Você tem Deus para todo gosto; isso não é uma questão moral nas religiões antigas. Isso é uma questão da vida. É mais ou menos como ter, sei lá, sua mãe que quer o bem para você, mas você tem lá aquele amigo meio malandro que vai fazer um serviço sujo que você precisa.
É basicamente isso a concepção daquelas religiões antigas e daqueles cultos cananeus. Mas aqui, os sacerdotes de Jerusalém estabelecem uma interdição. Não é mais assim; agora você precisa ter comunhão com a árvore da vida, com a fonte que irriga todo o paraíso de Deus.
Veja que coisa interessante como nós podemos acessar uma catequese que, hoje, de certo modo, é atual.

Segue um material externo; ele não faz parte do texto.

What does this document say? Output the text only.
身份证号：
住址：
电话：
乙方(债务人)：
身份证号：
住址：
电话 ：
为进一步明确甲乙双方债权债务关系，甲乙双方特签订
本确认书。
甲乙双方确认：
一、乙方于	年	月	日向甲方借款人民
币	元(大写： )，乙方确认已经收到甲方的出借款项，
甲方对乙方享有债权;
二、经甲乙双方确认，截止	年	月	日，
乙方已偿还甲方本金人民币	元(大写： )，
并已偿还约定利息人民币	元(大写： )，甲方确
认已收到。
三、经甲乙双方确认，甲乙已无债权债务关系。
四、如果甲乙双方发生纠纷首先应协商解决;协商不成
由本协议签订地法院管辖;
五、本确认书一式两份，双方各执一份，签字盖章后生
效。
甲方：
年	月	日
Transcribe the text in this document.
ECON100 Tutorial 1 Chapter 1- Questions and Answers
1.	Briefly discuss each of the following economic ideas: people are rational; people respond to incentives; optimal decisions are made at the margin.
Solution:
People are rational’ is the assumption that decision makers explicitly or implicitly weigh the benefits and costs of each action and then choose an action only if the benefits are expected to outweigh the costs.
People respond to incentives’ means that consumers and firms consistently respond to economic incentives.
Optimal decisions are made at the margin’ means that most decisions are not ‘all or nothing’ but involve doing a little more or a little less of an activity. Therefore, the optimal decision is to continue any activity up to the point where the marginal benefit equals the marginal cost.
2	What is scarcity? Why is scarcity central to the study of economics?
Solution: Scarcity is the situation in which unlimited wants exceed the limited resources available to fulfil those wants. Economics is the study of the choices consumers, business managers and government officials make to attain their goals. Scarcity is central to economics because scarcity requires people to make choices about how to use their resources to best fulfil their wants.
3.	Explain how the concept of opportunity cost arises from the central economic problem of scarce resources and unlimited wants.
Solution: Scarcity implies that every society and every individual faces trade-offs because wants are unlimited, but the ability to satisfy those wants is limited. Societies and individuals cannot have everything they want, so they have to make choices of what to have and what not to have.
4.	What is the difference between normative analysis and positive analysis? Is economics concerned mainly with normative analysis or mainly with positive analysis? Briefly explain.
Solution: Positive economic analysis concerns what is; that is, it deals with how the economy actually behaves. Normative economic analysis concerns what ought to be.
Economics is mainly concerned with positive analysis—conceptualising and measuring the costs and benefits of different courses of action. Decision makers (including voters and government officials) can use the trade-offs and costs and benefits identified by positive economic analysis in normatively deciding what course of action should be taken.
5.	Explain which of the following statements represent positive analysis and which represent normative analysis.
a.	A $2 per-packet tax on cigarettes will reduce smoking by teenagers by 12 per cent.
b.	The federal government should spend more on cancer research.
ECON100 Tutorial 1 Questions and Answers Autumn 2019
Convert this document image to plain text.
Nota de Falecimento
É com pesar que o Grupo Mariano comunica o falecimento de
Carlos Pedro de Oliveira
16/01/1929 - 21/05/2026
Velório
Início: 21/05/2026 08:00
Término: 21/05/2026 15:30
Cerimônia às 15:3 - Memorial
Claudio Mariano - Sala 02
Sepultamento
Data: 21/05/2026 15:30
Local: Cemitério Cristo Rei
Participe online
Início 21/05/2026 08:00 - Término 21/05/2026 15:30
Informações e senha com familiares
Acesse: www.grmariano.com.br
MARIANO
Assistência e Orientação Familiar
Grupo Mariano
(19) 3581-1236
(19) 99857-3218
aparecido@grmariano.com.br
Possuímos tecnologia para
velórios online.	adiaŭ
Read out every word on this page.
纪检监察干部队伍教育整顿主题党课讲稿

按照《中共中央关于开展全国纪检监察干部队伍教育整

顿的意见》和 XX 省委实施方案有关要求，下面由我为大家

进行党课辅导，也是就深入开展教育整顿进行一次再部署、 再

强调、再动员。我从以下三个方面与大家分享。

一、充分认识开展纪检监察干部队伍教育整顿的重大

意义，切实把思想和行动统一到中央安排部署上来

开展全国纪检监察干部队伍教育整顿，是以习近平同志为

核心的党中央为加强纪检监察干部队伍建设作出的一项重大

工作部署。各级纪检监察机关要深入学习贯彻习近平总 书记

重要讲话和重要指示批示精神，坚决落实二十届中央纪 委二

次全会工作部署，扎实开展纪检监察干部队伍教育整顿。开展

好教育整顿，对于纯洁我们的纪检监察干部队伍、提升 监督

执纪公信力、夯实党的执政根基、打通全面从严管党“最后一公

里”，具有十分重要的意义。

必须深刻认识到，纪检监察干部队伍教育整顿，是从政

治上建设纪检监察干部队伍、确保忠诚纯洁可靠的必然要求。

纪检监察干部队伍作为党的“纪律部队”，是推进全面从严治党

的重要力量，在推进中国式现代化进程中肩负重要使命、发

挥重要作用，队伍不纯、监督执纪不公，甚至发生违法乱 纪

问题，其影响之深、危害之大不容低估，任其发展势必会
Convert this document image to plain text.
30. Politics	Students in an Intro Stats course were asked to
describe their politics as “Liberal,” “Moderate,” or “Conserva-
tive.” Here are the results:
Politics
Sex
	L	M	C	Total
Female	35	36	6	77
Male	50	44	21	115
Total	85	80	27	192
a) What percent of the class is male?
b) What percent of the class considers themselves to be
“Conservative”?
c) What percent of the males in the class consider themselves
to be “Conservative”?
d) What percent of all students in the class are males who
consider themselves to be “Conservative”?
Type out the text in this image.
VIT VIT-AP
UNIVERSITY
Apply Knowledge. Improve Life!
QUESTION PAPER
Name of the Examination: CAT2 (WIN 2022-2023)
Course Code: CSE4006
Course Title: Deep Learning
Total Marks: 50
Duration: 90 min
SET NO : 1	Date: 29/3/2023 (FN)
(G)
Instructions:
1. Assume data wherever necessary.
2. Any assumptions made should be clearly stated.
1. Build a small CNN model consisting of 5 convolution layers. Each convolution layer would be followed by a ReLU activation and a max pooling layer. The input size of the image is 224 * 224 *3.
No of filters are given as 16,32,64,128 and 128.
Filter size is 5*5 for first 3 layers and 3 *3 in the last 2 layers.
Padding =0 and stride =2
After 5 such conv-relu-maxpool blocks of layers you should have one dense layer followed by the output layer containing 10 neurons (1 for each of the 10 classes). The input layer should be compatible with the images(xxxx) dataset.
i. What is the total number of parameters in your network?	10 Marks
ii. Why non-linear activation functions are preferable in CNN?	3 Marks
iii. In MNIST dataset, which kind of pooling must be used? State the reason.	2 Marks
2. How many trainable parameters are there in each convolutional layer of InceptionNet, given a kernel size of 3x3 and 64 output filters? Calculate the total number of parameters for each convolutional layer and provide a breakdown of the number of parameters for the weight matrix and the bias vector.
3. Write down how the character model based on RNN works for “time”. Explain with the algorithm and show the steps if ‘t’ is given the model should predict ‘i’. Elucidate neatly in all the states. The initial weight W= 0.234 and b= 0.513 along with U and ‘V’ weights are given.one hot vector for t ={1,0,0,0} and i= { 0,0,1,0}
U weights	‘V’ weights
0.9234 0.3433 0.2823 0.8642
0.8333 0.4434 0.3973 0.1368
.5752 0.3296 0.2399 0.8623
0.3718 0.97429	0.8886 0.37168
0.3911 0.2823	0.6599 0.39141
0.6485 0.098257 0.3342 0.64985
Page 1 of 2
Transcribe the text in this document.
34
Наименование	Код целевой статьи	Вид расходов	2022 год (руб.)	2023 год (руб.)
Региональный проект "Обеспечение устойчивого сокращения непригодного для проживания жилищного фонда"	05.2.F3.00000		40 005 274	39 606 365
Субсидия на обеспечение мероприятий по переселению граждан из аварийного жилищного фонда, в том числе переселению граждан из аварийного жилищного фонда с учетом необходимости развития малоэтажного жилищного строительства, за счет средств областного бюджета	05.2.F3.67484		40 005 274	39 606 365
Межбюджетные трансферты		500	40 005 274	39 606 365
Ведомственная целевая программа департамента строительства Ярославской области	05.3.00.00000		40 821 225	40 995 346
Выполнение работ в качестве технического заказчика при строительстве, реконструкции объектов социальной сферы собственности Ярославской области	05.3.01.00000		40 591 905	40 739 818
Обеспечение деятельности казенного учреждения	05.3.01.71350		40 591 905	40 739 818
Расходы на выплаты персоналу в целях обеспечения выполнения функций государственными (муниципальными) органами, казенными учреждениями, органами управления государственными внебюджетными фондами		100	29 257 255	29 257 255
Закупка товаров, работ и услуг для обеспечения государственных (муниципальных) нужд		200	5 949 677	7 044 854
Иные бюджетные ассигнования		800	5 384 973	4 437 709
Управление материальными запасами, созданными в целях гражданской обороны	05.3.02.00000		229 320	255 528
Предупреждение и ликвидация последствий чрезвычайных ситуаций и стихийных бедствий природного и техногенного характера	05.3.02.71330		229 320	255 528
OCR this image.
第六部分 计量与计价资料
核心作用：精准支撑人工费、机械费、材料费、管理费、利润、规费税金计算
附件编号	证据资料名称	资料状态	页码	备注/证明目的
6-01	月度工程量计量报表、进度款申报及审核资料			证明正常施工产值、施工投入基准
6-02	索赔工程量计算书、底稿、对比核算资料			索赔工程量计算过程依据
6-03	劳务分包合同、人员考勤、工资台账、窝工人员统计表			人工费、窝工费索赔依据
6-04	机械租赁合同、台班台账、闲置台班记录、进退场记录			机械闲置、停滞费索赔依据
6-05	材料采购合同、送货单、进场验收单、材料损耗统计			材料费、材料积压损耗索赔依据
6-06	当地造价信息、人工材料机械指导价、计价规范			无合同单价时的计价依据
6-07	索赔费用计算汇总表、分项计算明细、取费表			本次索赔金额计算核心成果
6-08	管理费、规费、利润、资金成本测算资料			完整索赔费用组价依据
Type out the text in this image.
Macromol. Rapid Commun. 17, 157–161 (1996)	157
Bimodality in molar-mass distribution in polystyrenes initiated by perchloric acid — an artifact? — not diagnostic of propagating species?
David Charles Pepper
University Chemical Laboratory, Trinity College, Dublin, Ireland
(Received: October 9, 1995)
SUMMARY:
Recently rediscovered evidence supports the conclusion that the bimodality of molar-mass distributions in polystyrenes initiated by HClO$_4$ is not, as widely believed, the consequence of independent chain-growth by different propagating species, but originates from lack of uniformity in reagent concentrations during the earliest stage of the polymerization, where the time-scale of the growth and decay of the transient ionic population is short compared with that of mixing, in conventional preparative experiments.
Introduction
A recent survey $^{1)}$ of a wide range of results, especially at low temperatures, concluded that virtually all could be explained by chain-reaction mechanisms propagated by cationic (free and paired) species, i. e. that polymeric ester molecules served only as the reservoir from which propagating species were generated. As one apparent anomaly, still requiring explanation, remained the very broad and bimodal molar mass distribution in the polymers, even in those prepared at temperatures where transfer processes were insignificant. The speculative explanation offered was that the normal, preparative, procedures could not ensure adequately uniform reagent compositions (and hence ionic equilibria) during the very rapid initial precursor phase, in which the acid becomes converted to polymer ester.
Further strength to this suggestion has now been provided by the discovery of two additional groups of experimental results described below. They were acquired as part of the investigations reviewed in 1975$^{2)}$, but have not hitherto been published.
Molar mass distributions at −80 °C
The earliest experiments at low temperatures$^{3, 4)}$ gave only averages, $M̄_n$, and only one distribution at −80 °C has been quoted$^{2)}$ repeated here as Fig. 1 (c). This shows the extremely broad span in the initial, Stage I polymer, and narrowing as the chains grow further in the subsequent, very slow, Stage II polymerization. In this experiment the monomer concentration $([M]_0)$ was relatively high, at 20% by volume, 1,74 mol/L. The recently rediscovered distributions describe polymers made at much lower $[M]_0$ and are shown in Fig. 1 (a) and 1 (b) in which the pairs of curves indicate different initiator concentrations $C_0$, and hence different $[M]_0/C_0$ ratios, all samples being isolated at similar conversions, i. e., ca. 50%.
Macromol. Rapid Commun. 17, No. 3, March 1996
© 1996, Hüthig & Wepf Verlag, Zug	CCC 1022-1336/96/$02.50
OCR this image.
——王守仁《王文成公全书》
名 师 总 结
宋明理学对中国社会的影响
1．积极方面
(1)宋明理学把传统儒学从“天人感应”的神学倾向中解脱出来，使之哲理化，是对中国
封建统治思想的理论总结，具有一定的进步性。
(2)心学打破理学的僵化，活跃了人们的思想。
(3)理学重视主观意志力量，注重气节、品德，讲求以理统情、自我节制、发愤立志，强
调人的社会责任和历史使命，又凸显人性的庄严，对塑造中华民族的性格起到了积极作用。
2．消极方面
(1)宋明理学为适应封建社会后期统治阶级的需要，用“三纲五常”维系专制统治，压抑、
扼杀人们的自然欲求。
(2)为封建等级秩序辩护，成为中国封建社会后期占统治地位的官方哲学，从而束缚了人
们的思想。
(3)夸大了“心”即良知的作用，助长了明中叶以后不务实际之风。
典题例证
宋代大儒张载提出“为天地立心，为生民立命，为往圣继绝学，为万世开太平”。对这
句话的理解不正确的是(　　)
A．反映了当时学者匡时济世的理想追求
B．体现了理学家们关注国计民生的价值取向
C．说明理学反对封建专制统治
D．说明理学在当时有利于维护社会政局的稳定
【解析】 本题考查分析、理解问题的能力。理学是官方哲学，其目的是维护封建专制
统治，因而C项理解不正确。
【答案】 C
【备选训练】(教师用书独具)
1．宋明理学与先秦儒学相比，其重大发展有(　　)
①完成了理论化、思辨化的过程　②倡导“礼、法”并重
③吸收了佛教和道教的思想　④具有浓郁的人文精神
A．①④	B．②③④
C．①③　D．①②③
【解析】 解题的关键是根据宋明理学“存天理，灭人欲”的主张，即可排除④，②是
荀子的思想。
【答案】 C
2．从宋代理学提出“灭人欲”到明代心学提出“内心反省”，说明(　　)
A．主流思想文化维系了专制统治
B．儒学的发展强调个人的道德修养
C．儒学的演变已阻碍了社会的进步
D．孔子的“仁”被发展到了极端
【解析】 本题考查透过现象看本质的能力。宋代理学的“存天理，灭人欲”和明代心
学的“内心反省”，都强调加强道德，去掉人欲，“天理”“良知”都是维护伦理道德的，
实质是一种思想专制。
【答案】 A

Nós estamos vivendo um tempo de neopaganismo, inclusive entre os católicos. Eu fico assustado como tem católicos na internet que se valem de ocultismo, pedras, e não sei o quê, e olhos, e astrologia, e tudo mais.
Porque, de fato, é um neopaganismo que volta com aparência de um conhecimento ingênuo, um conhecimento neutro, um conhecimento que você pode usar para o bem, você pode usar para o mal. Enquanto que o Deus que se revela nas Escrituras, através de todas essas vicissitudes históricas, quer conosco a comunhão. Não se trata de ter apenas um conhecimento, mas de ter uma vida intensa de comunhão amorosa com Ele.
Vamos pedir ao Senhor que nós consigamos enxergar a necessidade de voltarmos à comunhão, à união vital que nos faz ser amigos de verdade de Deus.